Apakah nusyuz juga diterap-kan di negera muslim yang lain?
Dalam undang-undang keluarga di beberapa negara Islam tidak menyebutkan soal nusyuz. Namun di negara, seperti Maroko dan Tunisia nusyuz diberlakukan bagi suami dan isteri. Undang-undang perkawinan di negara Islam umumnya menyebutkan proteksi yang kuat terhadap hak isteri dan anak-anak.
Bagaimana penyelesaian nusyuz suami di negara seperti Maroko dan Tunisia tersebut?
Penyelesaiannya kalau nusyuz dilakukan suami maka sang isteri bisa melakukan khulu’ (gugat cerai). Tetapi di Indonesia, perempuan bisa menggugat cerai karena sebab-sebab tertentu, misalnya KDRT tapi sang suami tidak dikatakan nusyuz.
Terakhir, apa pesan Ibu untuk menciptakan keluarga sakinah mawadddah wa rahmah?
Buat saya begini, setiap muslim harus memahami ajaran Islam dengan baik.
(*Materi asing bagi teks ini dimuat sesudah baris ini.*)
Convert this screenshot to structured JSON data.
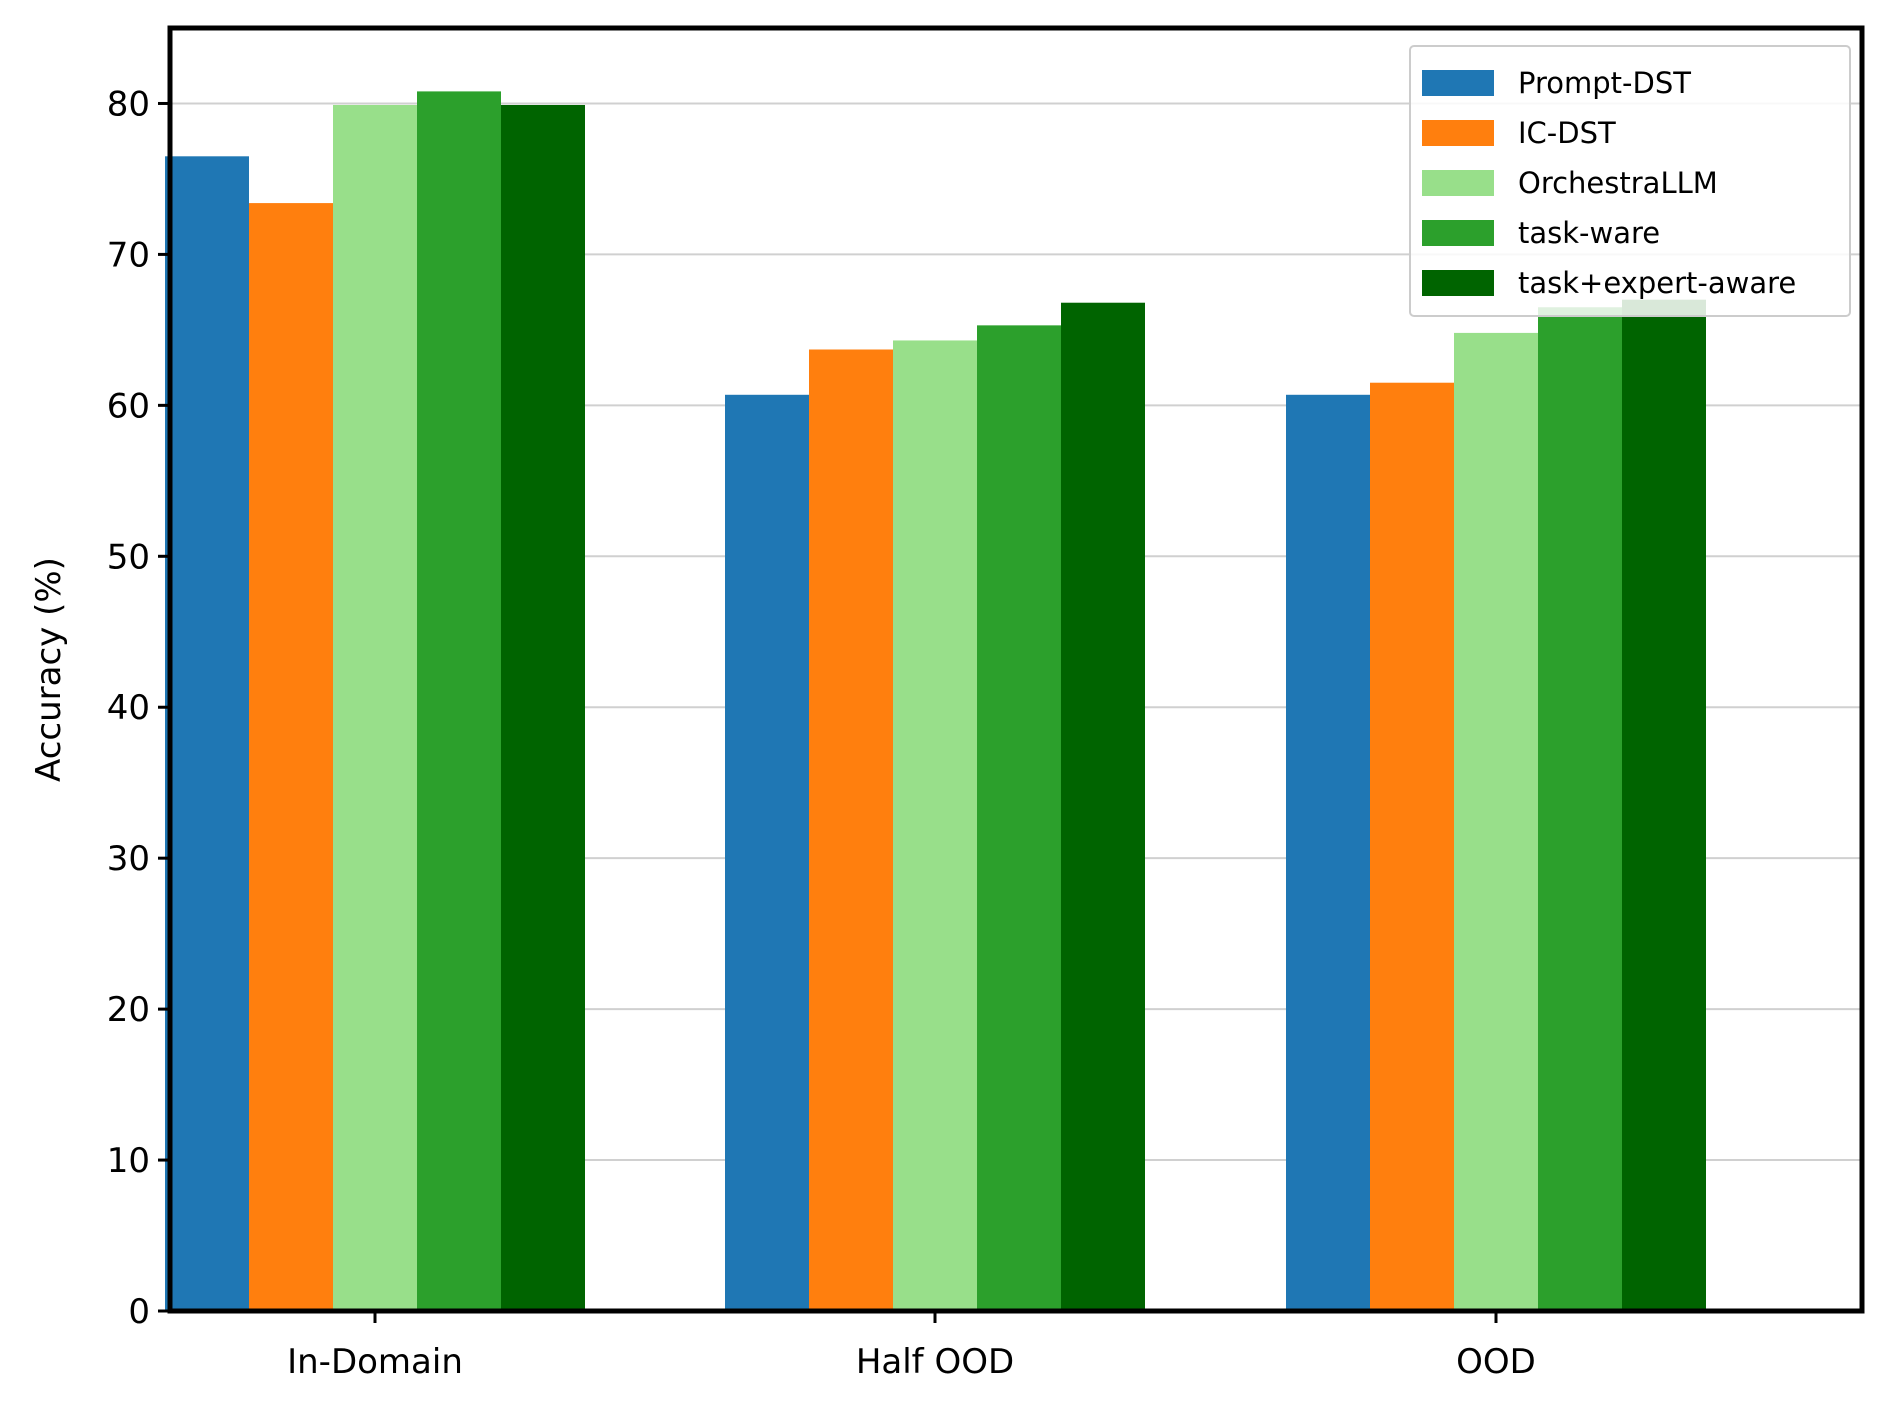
{
  "chart_data": {
    "type": "bar",
    "title": "",
    "xlabel": "",
    "ylabel": "Accuracy (%)",
    "ylim": [
      0,
      85
    ],
    "yticks": [
      0,
      10,
      20,
      30,
      40,
      50,
      60,
      70,
      80
    ],
    "grid": true,
    "legend_position": "top-right",
    "categories": [
      "In-Domain",
      "Half OOD",
      "OOD"
    ],
    "series": [
      {
        "name": "Prompt-DST",
        "color": "#1f77b4",
        "values": [
          76.5,
          60.7,
          60.7
        ]
      },
      {
        "name": "IC-DST",
        "color": "#ff7f0e",
        "values": [
          73.4,
          63.7,
          61.5
        ]
      },
      {
        "name": "OrchestraLLM",
        "color": "#98df8a",
        "values": [
          79.9,
          64.3,
          64.8
        ]
      },
      {
        "name": "task-ware",
        "color": "#2ca02c",
        "values": [
          80.8,
          65.3,
          66.5
        ]
      },
      {
        "name": "task+expert-aware",
        "color": "#006400",
        "values": [
          79.9,
          66.8,
          67.0
        ]
      }
    ]
  }
}
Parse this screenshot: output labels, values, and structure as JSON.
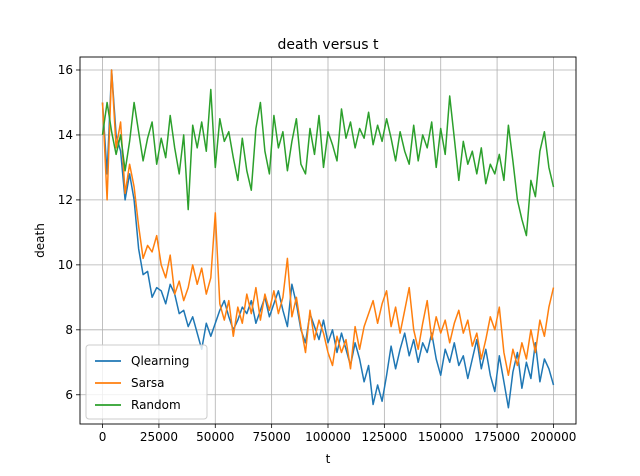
{
  "chart_data": {
    "type": "line",
    "title": "death versus t",
    "xlabel": "t",
    "ylabel": "death",
    "xlim": [
      -10000,
      210000
    ],
    "ylim": [
      5.1,
      16.4
    ],
    "xticks": [
      0,
      25000,
      50000,
      75000,
      100000,
      125000,
      150000,
      175000,
      200000
    ],
    "yticks": [
      6,
      8,
      10,
      12,
      14,
      16
    ],
    "grid": true,
    "legend_position": "lower left",
    "x": [
      0,
      2000,
      4000,
      6000,
      8000,
      10000,
      12000,
      14000,
      16000,
      18000,
      20000,
      22000,
      24000,
      26000,
      28000,
      30000,
      32000,
      34000,
      36000,
      38000,
      40000,
      42000,
      44000,
      46000,
      48000,
      50000,
      52000,
      54000,
      56000,
      58000,
      60000,
      62000,
      64000,
      66000,
      68000,
      70000,
      72000,
      74000,
      76000,
      78000,
      80000,
      82000,
      84000,
      86000,
      88000,
      90000,
      92000,
      94000,
      96000,
      98000,
      100000,
      102000,
      104000,
      106000,
      108000,
      110000,
      112000,
      114000,
      116000,
      118000,
      120000,
      122000,
      124000,
      126000,
      128000,
      130000,
      132000,
      134000,
      136000,
      138000,
      140000,
      142000,
      144000,
      146000,
      148000,
      150000,
      152000,
      154000,
      156000,
      158000,
      160000,
      162000,
      164000,
      166000,
      168000,
      170000,
      172000,
      174000,
      176000,
      178000,
      180000,
      182000,
      184000,
      186000,
      188000,
      190000,
      192000,
      194000,
      196000,
      198000,
      200000
    ],
    "series": [
      {
        "name": "Qlearning",
        "color": "#1f77b4",
        "values": [
          15.0,
          12.8,
          16.0,
          14.0,
          13.5,
          12.0,
          12.8,
          12.0,
          10.5,
          9.7,
          9.8,
          9.0,
          9.3,
          9.2,
          8.8,
          9.4,
          9.1,
          8.5,
          8.6,
          8.1,
          8.4,
          7.9,
          7.4,
          8.2,
          7.8,
          8.2,
          8.6,
          8.9,
          8.4,
          8.0,
          8.3,
          8.7,
          8.5,
          8.9,
          8.2,
          8.6,
          9.0,
          8.4,
          8.8,
          9.2,
          8.6,
          8.1,
          9.4,
          8.8,
          8.0,
          7.6,
          8.5,
          8.1,
          7.7,
          8.3,
          7.6,
          8.0,
          7.3,
          7.9,
          7.4,
          6.9,
          7.6,
          7.1,
          6.4,
          6.9,
          5.7,
          6.3,
          5.8,
          6.6,
          7.5,
          6.8,
          7.4,
          7.9,
          7.2,
          7.7,
          7.0,
          7.6,
          7.3,
          7.9,
          7.1,
          6.6,
          7.4,
          7.0,
          7.6,
          6.9,
          7.2,
          6.5,
          7.1,
          7.7,
          6.8,
          7.4,
          6.6,
          6.1,
          7.2,
          6.4,
          5.6,
          6.7,
          7.3,
          6.2,
          7.0,
          6.5,
          7.6,
          6.4,
          7.1,
          6.8,
          6.3
        ]
      },
      {
        "name": "Sarsa",
        "color": "#ff7f0e",
        "values": [
          15.0,
          12.0,
          16.0,
          13.6,
          14.4,
          12.2,
          13.1,
          12.4,
          11.2,
          10.2,
          10.6,
          10.4,
          10.9,
          10.0,
          9.6,
          10.3,
          9.1,
          9.5,
          8.9,
          9.3,
          10.0,
          9.4,
          9.9,
          9.1,
          9.6,
          11.6,
          8.8,
          8.3,
          8.9,
          7.8,
          8.7,
          8.2,
          9.1,
          8.5,
          9.3,
          8.3,
          9.1,
          8.6,
          9.2,
          8.5,
          9.0,
          10.2,
          8.4,
          9.0,
          8.1,
          7.3,
          8.6,
          7.7,
          8.3,
          7.9,
          7.3,
          6.9,
          7.8,
          7.3,
          7.7,
          6.8,
          8.1,
          7.4,
          8.1,
          8.5,
          8.9,
          8.2,
          8.8,
          9.2,
          8.1,
          8.7,
          7.9,
          8.6,
          9.3,
          8.0,
          7.4,
          8.2,
          8.9,
          7.7,
          8.4,
          7.9,
          8.3,
          7.6,
          8.2,
          8.6,
          7.9,
          8.3,
          7.5,
          7.9,
          7.1,
          7.7,
          8.4,
          8.0,
          8.7,
          7.3,
          6.6,
          7.4,
          6.9,
          7.6,
          7.1,
          8.0,
          7.3,
          8.3,
          7.8,
          8.7,
          9.3
        ]
      },
      {
        "name": "Random",
        "color": "#2ca02c",
        "values": [
          14.0,
          15.0,
          14.1,
          13.4,
          14.0,
          12.9,
          13.8,
          15.0,
          14.1,
          13.2,
          13.9,
          14.4,
          13.1,
          13.9,
          13.3,
          14.6,
          13.6,
          12.8,
          14.0,
          11.7,
          14.3,
          13.6,
          14.4,
          13.5,
          15.4,
          13.0,
          14.5,
          13.8,
          14.1,
          13.3,
          12.6,
          13.9,
          12.9,
          12.3,
          14.2,
          15.0,
          13.5,
          12.8,
          14.6,
          13.6,
          14.1,
          12.9,
          13.8,
          14.5,
          13.1,
          12.8,
          14.2,
          13.4,
          14.6,
          13.0,
          14.1,
          13.7,
          13.2,
          14.8,
          13.9,
          14.4,
          13.6,
          14.2,
          13.9,
          14.7,
          13.7,
          14.3,
          13.8,
          14.5,
          13.9,
          13.2,
          14.1,
          13.5,
          13.1,
          14.3,
          13.2,
          14.0,
          13.6,
          14.4,
          13.0,
          14.2,
          13.4,
          15.2,
          13.9,
          12.6,
          13.8,
          13.1,
          13.5,
          12.8,
          13.6,
          12.5,
          13.1,
          12.8,
          13.4,
          12.6,
          14.3,
          13.2,
          12.0,
          11.4,
          10.9,
          12.6,
          12.1,
          13.5,
          14.1,
          13.0,
          12.4
        ]
      }
    ]
  }
}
Setiap muslim harus memahami terlebih dahulu tujuan beragama itu apa? Bahwa agama datang untuk memanusiakan manusia. Artinya, dengan menaati ajaran agama, menjadikan manusia lebih jinak—dalam makna beradab—, tidak liar dan biadab. Yang tadinya mata kita liar, pikiran kita liar, syahwat kita liar, lalu dengan taat beragama kita menjadi lebih beradab. Indikasinya, mata, pikiran dan syahwat kita lebih terkendali. Itulah inti dari hadis Nabi yang berbunyi: al-Muslimu man salima almuslimîna min lisânihi wa yadihi. Artinya: Muslim sejati adalah seseorang yang dapat melindungi orang lain dari kejahatan ucapan dan perilakunya. Sungguh indah ajaran Islam.